Cley-Next-The-Sea is a timeless North Norfolk seaside brick and flint village with a traditional red telephone box and storybook streets. The George Hotel at Cley dates back to 18th Century. The building has survived World War II bombing and the 1953 floods. In 1926 The George hosted the inaugural meeting of the Norfolk Wildlife Trust – or The Norfolk Naturalists Trust as it was called then – after their purchase of 407 acres of the nearby Cley Marshes for £5,160.
Its subsequent planning and operation has become the blueprint for all forms of nature conservation across the UK.

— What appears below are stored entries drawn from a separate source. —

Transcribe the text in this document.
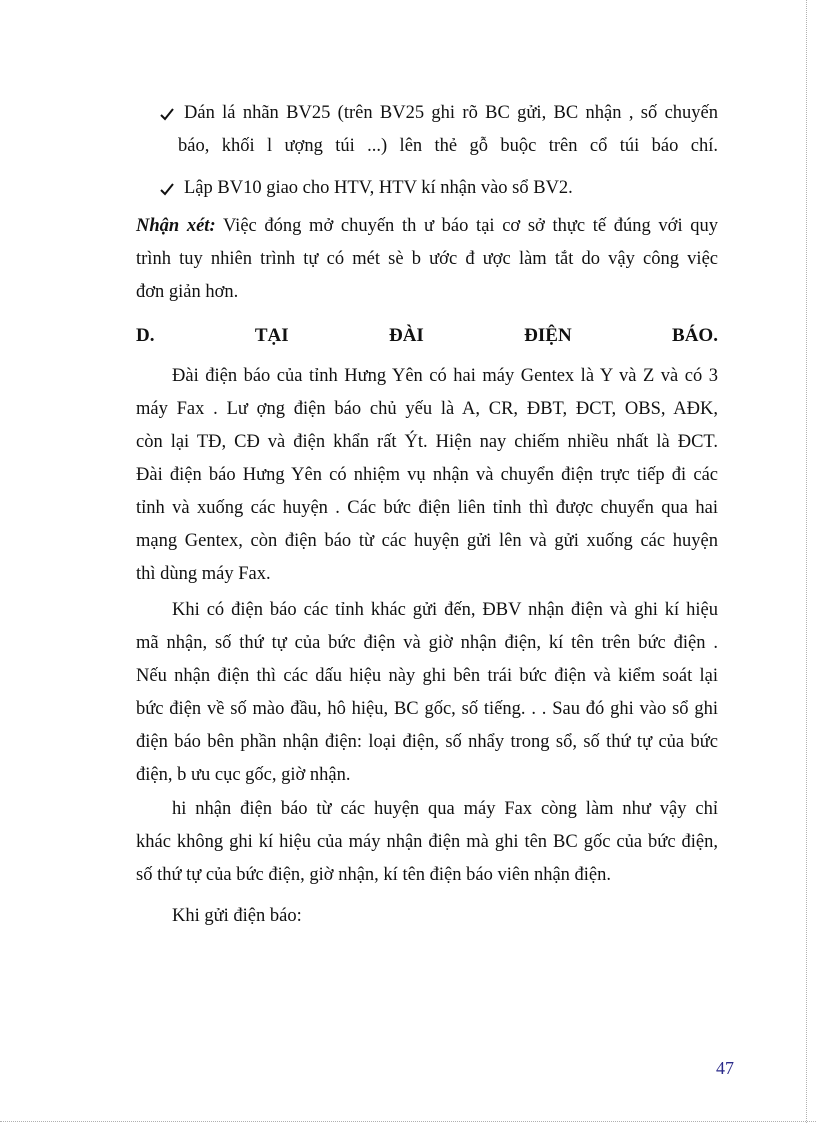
Dán lá nhãn BV25 (trên BV25 ghi rõ BC gửi, BC nhận , số chuyến
báo, khối l ượng túi ...) lên thẻ gỗ buộc trên cổ túi báo chí.
Lập BV10 giao cho HTV, HTV kí nhận vào sổ BV2.
Nhận xét: Việc đóng mở chuyến th ư báo tại cơ sở thực tế đúng với quy
trình tuy nhiên trình tự có mét sè b ước đ ược làm tắt do vậy công việc
đơn giản hơn.
D.	TẠI	ĐÀI	ĐIỆN	BÁO.
Đài điện báo của tỉnh Hưng Yên có hai máy Gentex là Y và Z và có 3
máy Fax . Lư ợng điện báo chủ yếu là A, CR, ĐBT, ĐCT, OBS, AĐK,
còn lại TĐ, CĐ và điện khẩn rất Ýt. Hiện nay chiếm nhiều nhất là ĐCT.
Đài điện báo Hưng Yên có nhiệm vụ nhận và chuyển điện trực tiếp đi các
tỉnh và xuống các huyện . Các bức điện liên tỉnh thì được chuyển qua hai
mạng Gentex, còn điện báo từ các huyện gửi lên và gửi xuống các huyện
thì dùng máy Fax.
Khi có điện báo các tỉnh khác gửi đến, ĐBV nhận điện và ghi kí hiệu
mã nhận, số thứ tự của bức điện và giờ nhận điện, kí tên trên bức điện .
Nếu nhận điện thì các dấu hiệu này ghi bên trái bức điện và kiểm soát lại
bức điện về số mào đầu, hô hiệu, BC gốc, số tiếng. . . Sau đó ghi vào sổ ghi
điện báo bên phần nhận điện: loại điện, số nhẩy trong sổ, số thứ tự của bức
điện, b ưu cục gốc, giờ nhận.
hi nhận điện báo từ các huyện qua máy Fax còng làm như vậy chỉ
khác không ghi kí hiệu của máy nhận điện mà ghi tên BC gốc của bức điện,
số thứ tự của bức điện, giờ nhận, kí tên điện báo viên nhận điện.
Khi gửi điện báo:
47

Over the years more and more people are spending short breaks in Norfolk, and Cley marshes has become increasingly popular with bird watchers, wildlife photographers and nature lovers. Ever watchful of the delicate balance between nature and human activity, in 2007 the Trust opened its visitor centre. The centre is eco-friendly and has a shop, viewing areas and cafe. The Simon Aspinall Wildlife Education Centre, a courtyard and another viewing area has recently been added to the site.

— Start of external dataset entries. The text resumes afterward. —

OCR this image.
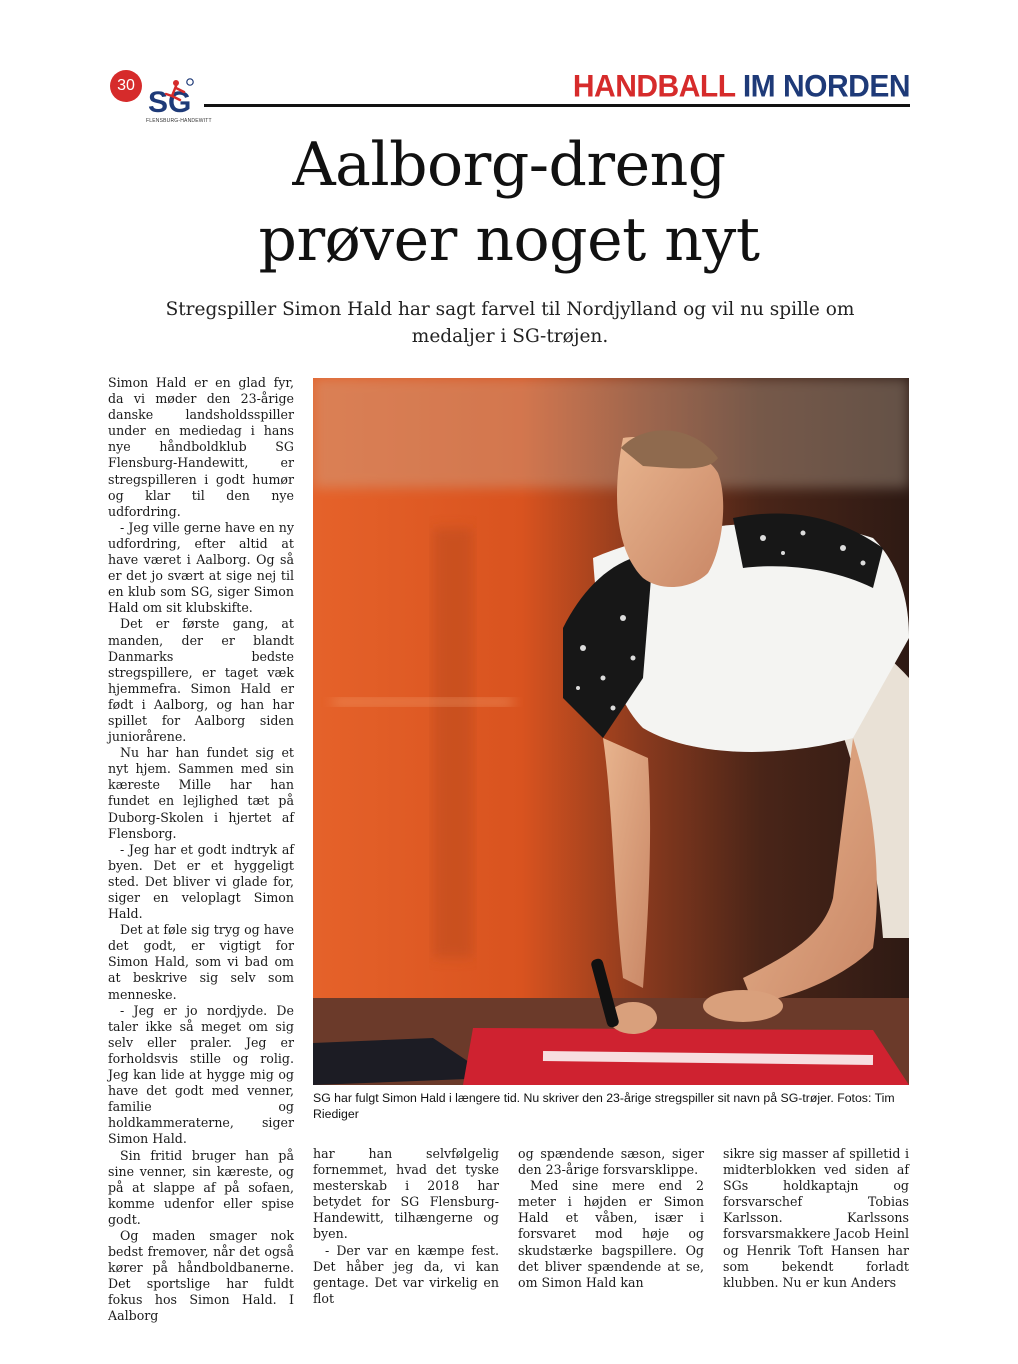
30
SG
FLENSBURG-HANDEWITT
HANDBALL IM NORDEN
Aalborg-dreng
prøver noget nyt
Stregspiller Simon Hald har sagt farvel til Nordjylland og vil nu spille om medaljer i SG-trøjen.

Simon Hald er en glad fyr, da vi møder den 23-årige danske landsholdsspiller under en mediedag i hans nye håndboldklub SG Flensburg-Handewitt, er stregspilleren i godt humør og klar til den nye udfordring.

- Jeg ville gerne have en ny udfordring, efter altid at have været i Aalborg. Og så er det jo svært at sige nej til en klub som SG, siger Simon Hald om sit klubskifte.

Det er første gang, at manden, der er blandt Danmarks bedste stregspillere, er taget væk hjemmefra. Simon Hald er født i Aalborg, og han har spillet for Aalborg siden juniorårene.

Nu har han fundet sig et nyt hjem. Sammen med sin kæreste Mille har han fundet en lejlighed tæt på Duborg-Skolen i hjertet af Flensborg.

- Jeg har et godt indtryk af byen. Det er et hyggeligt sted. Det bliver vi glade for, siger en veloplagt Simon Hald.

Det at føle sig tryg og have det godt, er vigtigt for Simon Hald, som vi bad om at beskrive sig selv som menneske.

- Jeg er jo nordjyde. De taler ikke så meget om sig selv eller praler. Jeg er forholdsvis stille og rolig. Jeg kan lide at hygge mig og have det godt med venner, familie og holdkammeraterne, siger Simon Hald.

Sin fritid bruger han på sine venner, sin kæreste, og på at slappe af på sofaen, komme udenfor eller spise godt.

Og maden smager nok bedst fremover, når det også kører på håndboldbanerne. Det sportslige har fuldt fokus hos Simon Hald. I Aalborg

SG har fulgt Simon Hald i længere tid. Nu skriver den 23-årige stregspiller sit navn på SG-trøjer. Fotos: Tim Riediger

har han selvfølgelig fornemmet, hvad det tyske mesterskab i 2018 har betydet for SG Flensburg-Handewitt, tilhængerne og byen.

- Der var en kæmpe fest. Det håber jeg da, vi kan gentage. Det var virkelig en flot

og spændende sæson, siger den 23-årige forsvarsklippe.

Med sine mere end 2 meter i højden er Simon Hald et våben, især i forsvaret mod høje og skudstærke bagspillere. Og det bliver spændende at se, om Simon Hald kan

sikre sig masser af spilletid i midterblokken ved siden af SGs holdkaptajn og forsvarschef Tobias Karlsson. Karlssons forsvarsmakkere Jacob Heinl og Henrik Toft Hansen har som bekendt forladt klubben. Nu er kun Anders
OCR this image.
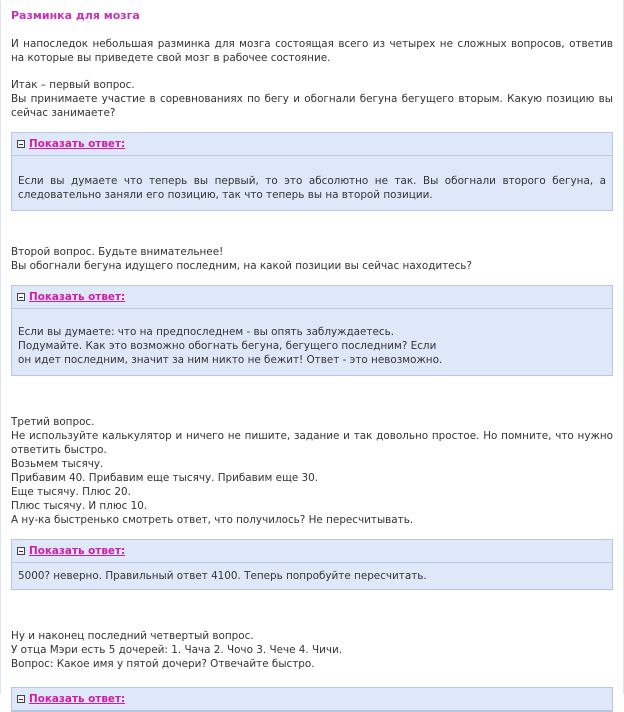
Разминка для мозга

И напоследок небольшая разминка для мозга состоящая всего из четырех не сложных вопросов, ответив на которые вы приведете свой мозг в рабочее состояние.

Итак – первый вопрос.

Вы принимаете участие в соревнованиях по бегу и обогнали бегуна бегущего вторым. Какую позицию вы сейчас занимаете?

Показать ответ:

Если вы думаете что теперь вы первый, то это абсолютно не так. Вы обогнали второго бегуна, а следовательно заняли его позицию, так что теперь вы на второй позиции.

Второй вопрос. Будьте внимательнее!

Вы обогнали бегуна идущего последним, на какой позиции вы сейчас находитесь?

Показать ответ:

Если вы думаете: что на предпоследнем - вы опять заблуждаетесь.

Подумайте. Как это возможно обогнать бегуна, бегущего последним? Если

он идет последним, значит за ним никто не бежит! Ответ - это невозможно.

Третий вопрос.

Не используйте калькулятор и ничего не пишите, задание и так довольно простое. Но помните, что нужно ответить быстро.

Возьмем тысячу.

Прибавим 40. Прибавим еще тысячу. Прибавим еще 30.

Еще тысячу. Плюс 20.

Плюс тысячу. И плюс 10.

А ну-ка быстренько смотреть ответ, что получилось? Не пересчитывать.

Показать ответ:

5000? неверно. Правильный ответ 4100. Теперь попробуйте пересчитать.

Ну и наконец последний четвертый вопрос.

У отца Мэри есть 5 дочерей: 1. Чача 2. Чочо 3. Чече 4. Чичи.

Вопрос: Какое имя у пятой дочери? Отвечайте быстро.

Показать ответ:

As you would expect from an area of salt marshes and reed beds, many of the resident or migrating species to the Cley Marshes are seabirds and water fowl. A visitor is likely to see waders, divers, bunting, guillemots, Avocets, gulls and swans but equally likely to come across, kingfishers, harriers, owls, and bearded tits.

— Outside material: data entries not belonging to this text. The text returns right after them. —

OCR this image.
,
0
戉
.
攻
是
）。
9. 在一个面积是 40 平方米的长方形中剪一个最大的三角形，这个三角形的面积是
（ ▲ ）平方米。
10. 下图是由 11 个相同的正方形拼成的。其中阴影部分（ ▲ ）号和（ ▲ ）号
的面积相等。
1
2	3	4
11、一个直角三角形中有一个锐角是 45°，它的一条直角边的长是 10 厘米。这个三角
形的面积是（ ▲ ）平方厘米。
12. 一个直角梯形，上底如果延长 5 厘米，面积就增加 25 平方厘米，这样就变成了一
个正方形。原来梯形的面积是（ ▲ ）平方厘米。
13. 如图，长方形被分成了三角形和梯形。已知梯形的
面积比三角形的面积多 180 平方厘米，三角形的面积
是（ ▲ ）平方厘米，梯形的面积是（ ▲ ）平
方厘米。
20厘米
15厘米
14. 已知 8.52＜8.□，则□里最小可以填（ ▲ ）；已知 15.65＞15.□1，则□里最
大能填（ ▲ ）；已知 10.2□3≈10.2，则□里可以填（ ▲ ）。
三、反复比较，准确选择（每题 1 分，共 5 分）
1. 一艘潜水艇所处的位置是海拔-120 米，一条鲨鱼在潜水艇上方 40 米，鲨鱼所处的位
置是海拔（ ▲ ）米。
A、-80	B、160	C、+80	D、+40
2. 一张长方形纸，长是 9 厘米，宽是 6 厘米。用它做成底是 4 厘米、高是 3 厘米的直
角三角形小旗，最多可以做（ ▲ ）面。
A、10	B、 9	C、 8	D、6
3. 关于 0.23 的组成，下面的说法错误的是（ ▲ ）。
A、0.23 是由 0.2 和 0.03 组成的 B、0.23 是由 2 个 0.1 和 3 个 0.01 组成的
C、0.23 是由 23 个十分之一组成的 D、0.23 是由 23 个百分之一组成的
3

Amphibians and wildlife can also be found around the reserve. Toads, slow worms, grass snakes, adders, lizards, rabbits, hedgehogs, voles and weasels are just some you may come across.
The winter months are as popular with bird watchers as the summer and a great time to see and photograph some of the lesser seen species. While the marshes are a bird watchers paradise, there are a plethora of other attractions to keep everyone’s interest. The NWT regularly holds seminars on the marsh landscape, organised warden accompanied walks, and crafting. Within a short drive of Cley you will find local farmers markets and exhibitions of all kinds. Alternatively a stroll along the beach at the edge of the marshes, before stopping off to enjoy a cream tea can be just as alluring a reason to visit this stunning area of the British coastline.